The Alabama Solution and The Perfect Neighbor feel like the top contenders, and their similarities—in subject matter, but also filming process—make it difficult to give one the edge over the other. Both Jarecki and Gandhbir are notable documentarians who have won several accolades across their careers. Jarecki earned his first Oscar nom in 2004 for Capturing the Friedmans and a 2015 Emmy for The Jinx; Gandbhir is a five-time Emmy winner (including two Primetime awards for editing When the Levees Broke: A Requiem in Four Acts and By the People: The Election of Barack Obama), and she is a double-nominee this year, having also earned a nod for her documentary short The Devil Is Busy. Appearing twice on the Oscar ballot can’t hurt her chances of winning at least one of those prizes.

But don’t discount the other nominees, either. Ryan White, whose crowdpleaser Good Night, Oppy was notably snubbed in 2023, earned his first Oscar nom for Come See Me in the Good Light. Another Sundance alum (where it won last year’s festival favorite award), White’s film follows the American poet and activist Andrea Gibson as they look back on their life and career while battling ovarian cancer. The film is not exactly cheery, but White’s portrait of Gibson and their partner Megan Falley is a touching examination of love and hope amid trauma and pain. The film is best described with the title of the song that Sara Bareilles and Brandi Carlile wrote for the doc: “Salt Then Sour Then Sweet.” Those are precisely the emotions that tug on voters’ heartstrings.
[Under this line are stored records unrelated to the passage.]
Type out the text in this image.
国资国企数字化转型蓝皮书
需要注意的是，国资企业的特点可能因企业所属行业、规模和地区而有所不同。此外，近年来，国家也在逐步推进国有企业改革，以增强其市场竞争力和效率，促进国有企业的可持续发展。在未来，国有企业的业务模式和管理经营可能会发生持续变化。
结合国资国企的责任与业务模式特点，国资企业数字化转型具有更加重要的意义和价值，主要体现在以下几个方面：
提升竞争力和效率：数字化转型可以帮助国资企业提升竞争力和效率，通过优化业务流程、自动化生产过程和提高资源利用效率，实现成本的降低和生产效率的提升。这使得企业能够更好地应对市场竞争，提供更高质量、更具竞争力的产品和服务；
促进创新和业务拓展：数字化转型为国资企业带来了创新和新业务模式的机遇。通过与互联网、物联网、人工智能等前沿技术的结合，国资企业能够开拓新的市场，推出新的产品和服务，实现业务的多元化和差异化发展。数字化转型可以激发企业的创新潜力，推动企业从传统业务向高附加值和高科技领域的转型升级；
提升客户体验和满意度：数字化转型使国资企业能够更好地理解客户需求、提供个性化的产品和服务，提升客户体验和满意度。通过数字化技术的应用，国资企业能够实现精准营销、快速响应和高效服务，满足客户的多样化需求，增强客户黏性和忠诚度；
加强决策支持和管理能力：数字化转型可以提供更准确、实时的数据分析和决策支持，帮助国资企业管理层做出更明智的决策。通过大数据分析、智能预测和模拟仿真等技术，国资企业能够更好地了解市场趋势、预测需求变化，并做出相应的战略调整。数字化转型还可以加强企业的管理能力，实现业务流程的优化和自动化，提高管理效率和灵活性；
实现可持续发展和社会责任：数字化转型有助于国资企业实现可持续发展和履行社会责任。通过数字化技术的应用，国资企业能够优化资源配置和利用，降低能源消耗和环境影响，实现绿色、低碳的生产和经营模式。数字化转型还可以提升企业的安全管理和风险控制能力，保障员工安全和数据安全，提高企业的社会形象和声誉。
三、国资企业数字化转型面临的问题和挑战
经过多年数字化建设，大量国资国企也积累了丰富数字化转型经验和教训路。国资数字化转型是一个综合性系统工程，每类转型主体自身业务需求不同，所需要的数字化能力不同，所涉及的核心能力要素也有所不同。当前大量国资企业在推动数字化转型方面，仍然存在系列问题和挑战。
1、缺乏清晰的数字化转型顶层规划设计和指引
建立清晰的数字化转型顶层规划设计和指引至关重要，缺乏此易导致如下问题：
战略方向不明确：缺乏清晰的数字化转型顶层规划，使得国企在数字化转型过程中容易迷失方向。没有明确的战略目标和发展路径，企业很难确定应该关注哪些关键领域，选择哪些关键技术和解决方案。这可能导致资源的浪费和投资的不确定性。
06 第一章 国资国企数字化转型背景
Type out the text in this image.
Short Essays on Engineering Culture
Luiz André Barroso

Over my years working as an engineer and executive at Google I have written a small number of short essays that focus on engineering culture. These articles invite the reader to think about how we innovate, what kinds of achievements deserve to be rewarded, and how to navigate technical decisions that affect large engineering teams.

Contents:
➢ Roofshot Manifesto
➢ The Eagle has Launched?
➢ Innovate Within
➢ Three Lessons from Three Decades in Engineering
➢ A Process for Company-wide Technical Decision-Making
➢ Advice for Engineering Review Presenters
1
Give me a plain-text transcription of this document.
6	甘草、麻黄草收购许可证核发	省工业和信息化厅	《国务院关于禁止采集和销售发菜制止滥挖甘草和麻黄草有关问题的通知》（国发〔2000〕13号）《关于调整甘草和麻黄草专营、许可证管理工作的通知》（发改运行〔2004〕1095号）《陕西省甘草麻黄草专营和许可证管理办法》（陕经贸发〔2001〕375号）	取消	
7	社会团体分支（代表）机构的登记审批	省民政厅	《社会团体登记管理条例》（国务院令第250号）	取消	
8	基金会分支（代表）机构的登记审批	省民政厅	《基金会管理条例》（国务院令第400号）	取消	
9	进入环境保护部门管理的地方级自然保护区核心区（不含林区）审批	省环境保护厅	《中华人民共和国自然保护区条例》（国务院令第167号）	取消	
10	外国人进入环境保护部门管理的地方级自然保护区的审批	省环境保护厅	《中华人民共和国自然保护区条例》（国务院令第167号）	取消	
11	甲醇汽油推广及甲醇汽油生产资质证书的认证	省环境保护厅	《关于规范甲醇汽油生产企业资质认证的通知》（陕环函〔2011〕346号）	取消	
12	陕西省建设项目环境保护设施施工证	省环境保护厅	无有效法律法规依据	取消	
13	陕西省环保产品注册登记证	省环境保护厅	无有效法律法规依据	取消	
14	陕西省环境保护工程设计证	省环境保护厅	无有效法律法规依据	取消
The two international offerings in the mix follow trends set by the Academy’s tastes. Mohammadreza Eyni and Sara Khaki’s debut feature, Cutting Through Rocks, yet another 2025 Sundance premiere, depicts Sara Shahverdi as she becomes the first Iranian woman to be elected to the council of her rural village and faces backlash as she shakes up cultural norms in her community—themes examined in the Iranian-set It Was Just an Accident (a nominee this year for best international feature) and The Seed of the Sacred Fig (an international nominee last year). 

David Borenstein’s Mr. Nobody Against Putin, which examines government propaganda in Russian schools after the invasion of Ukraine, follows 2024 nominee Porcelain War, 2023 winner 20 Days in Mariupol, and 2022 winner Navalny in the Academy’s streak of nominating (and sometimes rewarding) anti-Russian docs. Navalny scored an upset win over Fire of Love, which had swept nearly all of the precursor awards that year, suggesting that a recognizable name in a film’s title can help attract attention. If Mr. Nobody pulls off a similar surprise, one might imagine that the “Against Putin” part of the title did some work on its behalf.